Friday, August 9, 2013

MIFF Session 14: A HIJACKING: Transparency

Art Spieglman's drawing is astounding in its detail and expression, managing to be highly emotional and realistic even when it's of something fanciful. When he came to tell the story of his recent ancestry's suffering during the Holocaust he pared his style back to bare essentials as though he inked it with a blunt stick. He was already using allegory casting the Jewish characters as mice, the Poles as pigs and the Germans as cats. He knew that any further visible artistry would only cloud what was a story best served by putting as little as possible between the reader and the page.

Along those lines Tobias Lindholm keeps the two settings of his story of contemporary piracy strictly verite.
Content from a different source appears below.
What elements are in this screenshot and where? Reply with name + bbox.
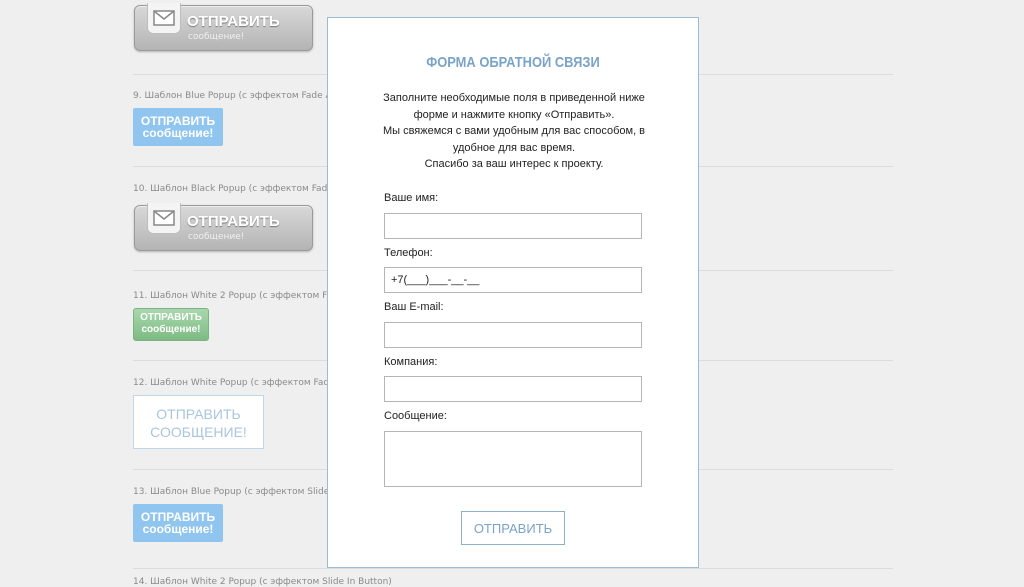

The cast is sizeable but placed perspectively around one hostage, the pirates' representative and the CEO of the shipping company on the other end of the phone in Denmark. It's shot on digital and never feels less than documentary real.

The Rozen, a ship bound for Mumbai, is hijacked in the Indian Ocean by African pirates. They demand fifteen million dollars in ransom from the parent company in Copenhagen. The latter bring in a British advisor to oversee negotiations. He recommends they outsource a negotiator but the CEO whom we've already seen is a steely-eyed winner of deals insists on doing this himself. Back on the Rozen the cook provides the voice of the crew (the captain is ill) and the plainly dressed Omar goes between the pirates and the company. Everyone is set in for what might be months of negotiation.
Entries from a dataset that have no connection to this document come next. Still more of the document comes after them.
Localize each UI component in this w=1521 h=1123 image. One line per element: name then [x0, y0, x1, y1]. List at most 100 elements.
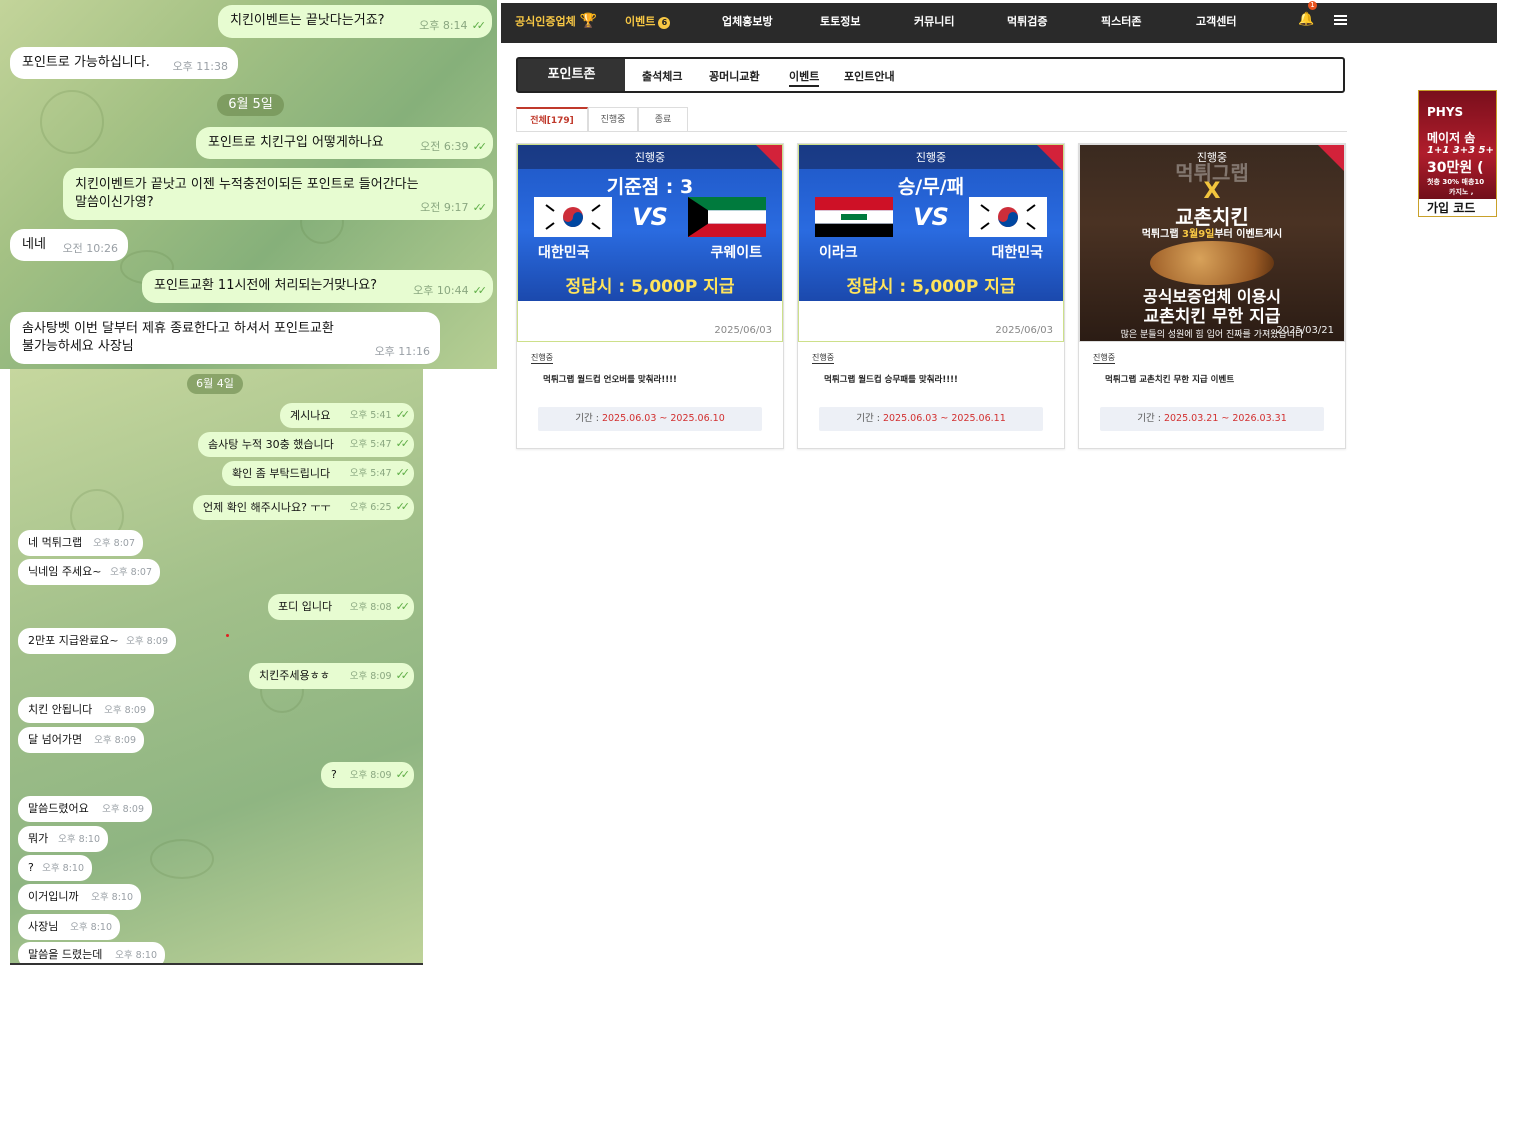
double-check-icon: ✓✓: [395, 768, 411, 781]
team-right: 쿠웨이트: [710, 245, 762, 261]
tab-point-guide[interactable]: 포인트안내: [844, 68, 895, 84]
nav-item-toto-info[interactable]: 토토정보: [820, 13, 860, 29]
message-time: 오후 5:47: [349, 439, 392, 450]
ad-line: PHYS: [1427, 105, 1464, 119]
message-outgoing[interactable]: 포인트로 치킨구입 어떻게하나요 오전 6:39 ✓✓: [196, 127, 493, 159]
message-outgoing[interactable]: 치킨이벤트는 끝낫다는거죠? 오후 8:14 ✓✓: [218, 5, 492, 38]
event-date: 2025/03/21: [1276, 325, 1334, 336]
event-period: 기간 : 2025.06.03 ~ 2025.06.10: [538, 407, 762, 431]
message-time: 오후 5:47: [349, 468, 392, 479]
message-incoming[interactable]: 뭐가 오후 8:10: [18, 826, 108, 852]
fried-chicken-image: [1150, 241, 1274, 285]
message-incoming[interactable]: 포인트로 가능하십니다. 오후 11:38: [10, 47, 238, 79]
nav-item-verification[interactable]: 먹튀검증: [1007, 13, 1047, 29]
message-text: 치킨이벤트가 끝낫고 이젠 누적충전이되든 포인트로 들어간다는: [75, 177, 419, 192]
message-incoming[interactable]: 치킨 안됩니다 오후 8:09: [18, 697, 154, 723]
tab-attendance[interactable]: 출석체크: [642, 68, 682, 84]
team-left: 대한민국: [538, 245, 590, 261]
message-incoming[interactable]: 말씀을 드렸는데 오후 8:10: [18, 942, 165, 963]
chat-panel-top: 치킨이벤트는 끝낫다는거죠? 오후 8:14 ✓✓ 포인트로 가능하십니다. 오후…: [0, 0, 497, 369]
event-website: 공식인증업체 🏆 이벤트 6 업체홍보방 토토정보 커뮤니티 먹튀검증 픽스터존 …: [501, 1, 1497, 463]
ad-line: 1+1 3+3 5+: [1427, 145, 1494, 156]
nav-item-support[interactable]: 고객센터: [1196, 13, 1236, 29]
ad-line: 카지노 ,: [1449, 188, 1474, 196]
message-time: 오후 8:14: [419, 19, 468, 32]
message-outgoing[interactable]: 계시나요 오후 5:41 ✓✓: [280, 403, 414, 428]
event-period: 기간 : 2025.06.03 ~ 2025.06.11: [819, 407, 1043, 431]
tab-event[interactable]: 이벤트: [789, 68, 820, 87]
kuwait-flag-icon: [688, 197, 766, 237]
message-time: 오후 6:25: [349, 502, 392, 513]
message-text-line2: 불가능하세요 사장님: [22, 339, 134, 354]
subtab-ended[interactable]: 종료: [638, 107, 688, 131]
message-time: 오후 8:10: [91, 892, 133, 903]
message-time: 오후 8:09: [349, 671, 392, 682]
message-time: 오후 8:09: [104, 705, 146, 716]
message-incoming[interactable]: 네 먹튀그랩 오후 8:07: [18, 530, 143, 556]
banner-prize: 정답시 : 5,000P 지급: [846, 277, 1016, 297]
message-time: 오후 8:07: [93, 538, 135, 549]
message-outgoing[interactable]: 치킨이벤트가 끝낫고 이젠 누적충전이되든 포인트로 들어간다는 말씀이신가영?…: [63, 168, 493, 220]
double-check-icon: ✓✓: [395, 600, 411, 613]
event-title[interactable]: 먹튀그랩 월드컵 언오버를 맞춰라!!!!: [543, 373, 677, 385]
hamburger-menu-icon[interactable]: [1334, 15, 1347, 27]
side-banner-ad[interactable]: PHYS 메이저 솜 1+1 3+3 5+ 30만원 ( 첫충 30% 매충10…: [1418, 90, 1497, 217]
nav-brand[interactable]: 공식인증업체 🏆: [515, 13, 597, 29]
status-tag: 진행중: [1093, 353, 1116, 364]
event-count-badge: 6: [658, 17, 671, 29]
event-card[interactable]: 진행중 승/무/패 VS 이라크 대한민국 정답시 : 5,000P 지급 20…: [797, 143, 1065, 449]
date-separator: 6월 4일: [187, 374, 243, 394]
nav-item-pickster[interactable]: 픽스터존: [1101, 13, 1141, 29]
team-right: 대한민국: [991, 245, 1043, 261]
message-time: 오후 5:41: [349, 410, 392, 421]
message-incoming[interactable]: 이거입니까 오후 8:10: [18, 884, 141, 910]
message-time: 오전 10:26: [62, 242, 118, 255]
message-time: 오후 8:09: [126, 636, 168, 647]
background-doodle: [40, 90, 104, 154]
nav-item-event[interactable]: 이벤트 6: [625, 13, 671, 29]
event-banner: 진행중 기준점 : 3 VS 대한민국 쿠웨이트 정답시 : 5,000P 지급: [518, 145, 782, 301]
bell-icon[interactable]: 🔔: [1298, 12, 1314, 27]
subtab-all[interactable]: 전체[179]: [516, 107, 588, 131]
double-check-icon: ✓✓: [395, 408, 411, 421]
event-banner: 진행중 승/무/패 VS 이라크 대한민국 정답시 : 5,000P 지급: [799, 145, 1063, 301]
event-title[interactable]: 먹튀그랩 교촌치킨 무한 지급 이벤트: [1105, 373, 1234, 385]
event-card[interactable]: 진행중 기준점 : 3 VS 대한민국 쿠웨이트 정답시 : 5,000P 지급…: [516, 143, 784, 449]
double-check-icon: ✓✓: [395, 437, 411, 450]
message-incoming[interactable]: 말씀드렸어요 오후 8:09: [18, 796, 152, 822]
event-card[interactable]: 먹튀그랩 진행중 X 교촌치킨 먹튀그랩 3월9일부터 이벤트게시 공식보증업체…: [1078, 143, 1346, 449]
message-outgoing[interactable]: 포인트교환 11시전에 처리되는거맞나요? 오후 10:44 ✓✓: [142, 270, 493, 303]
notification-count: 1: [1308, 1, 1317, 10]
message-outgoing[interactable]: 솜사탕 누적 30충 했습니다 오후 5:47 ✓✓: [198, 432, 414, 457]
nav-item-community[interactable]: 커뮤니티: [914, 13, 954, 29]
message-outgoing[interactable]: 언제 확인 해주시나요? ㅜㅜ 오후 6:25 ✓✓: [193, 495, 414, 520]
ad-join-code: 가입 코드: [1419, 199, 1496, 216]
banner-subtitle: 먹튀그랩 3월9일부터 이벤트게시: [1141, 229, 1283, 240]
message-incoming[interactable]: 2만포 지급완료요~ 오후 8:09: [18, 628, 176, 654]
trophy-icon: 🏆: [579, 13, 598, 29]
message-incoming[interactable]: 닉네임 주세요~ 오후 8:07: [18, 559, 160, 585]
message-incoming[interactable]: 달 넘어가면 오후 8:09: [18, 727, 144, 753]
nav-item-promo[interactable]: 업체홍보방: [722, 13, 773, 29]
event-filter-tabs: 전체[179] 진행중 종료: [516, 107, 1347, 132]
message-outgoing[interactable]: 포디 입니다 오후 8:08 ✓✓: [268, 594, 414, 620]
background-doodle: [150, 839, 214, 879]
subtab-ongoing[interactable]: 진행중: [588, 107, 638, 131]
event-title[interactable]: 먹튀그랩 월드컵 승무패를 맞춰라!!!!: [824, 373, 958, 385]
message-incoming[interactable]: ? 오후 8:10: [18, 855, 92, 881]
team-left: 이라크: [819, 245, 858, 261]
message-outgoing[interactable]: ? 오후 8:09 ✓✓: [321, 762, 414, 788]
event-date: 2025/06/03: [995, 325, 1053, 336]
message-outgoing[interactable]: 확인 좀 부탁드립니다 오후 5:47 ✓✓: [222, 461, 414, 486]
date-separator: 6월 5일: [217, 94, 284, 116]
message-time: 오후 8:10: [42, 863, 84, 874]
chat-panel-bottom: 6월 4일 계시나요 오후 5:41 ✓✓ 솜사탕 누적 30충 했습니다 오후 …: [10, 369, 423, 965]
message-time: 오전 9:17: [420, 201, 469, 214]
tab-free-money[interactable]: 꽁머니교환: [709, 68, 760, 84]
double-check-icon: ✓✓: [395, 500, 411, 513]
message-time: 오후 11:38: [172, 60, 228, 73]
message-outgoing[interactable]: 치킨주세용ㅎㅎ 오후 8:09 ✓✓: [249, 663, 414, 689]
message-incoming[interactable]: 솜사탕벳 이번 달부터 제휴 종료한다고 하셔서 포인트교환 불가능하세요 사장…: [10, 312, 440, 364]
message-incoming[interactable]: 사장님 오후 8:10: [18, 914, 120, 940]
message-incoming[interactable]: 네네 오전 10:26: [10, 229, 128, 261]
Dig? This is not a Hollywood SWAT team actioner but a slow burning one hour forty five of tension. It is not about the crime but the negotiation. What will fly what won't? What will they do and what won't they? Time, as the advisor chillingly opines, is a Western thing; all the pirates know is that it is valued by their targets. The rest is the great sweating hell of unknowing.

So, it's barebones and uncluttered, haven't we seen it before? I don't know if we have done half as well as this, without pyrotechnics or loud action sequences, left almost entirely to the power of language and risk through information gaps. At one point when Peter the CEO has possibly forced a disastrous event we stay with him as he stares into something that no longer looks like the office to him but some fiery punitive hell. We do this because everything that a higher calorie film would put there like a bursting orchestral score and quick snip monatge are dispensed with. There's nothing between us and Peter. We project a great deal on to him because we must. The camera will not look away and we have to do something ourselves. Even if this approach to drama is not new here it is devastatingly effective. This might have just been some very fine tv but it is nothing less than cinema.

The final moments are quiet but weigh us down like anchors. I have seldom known such a voiceless crowd as the one I was in as we filed out of the screening, down the Forum stairs and out to the frozen wet grey of the evening, still waiting for the credits to roll.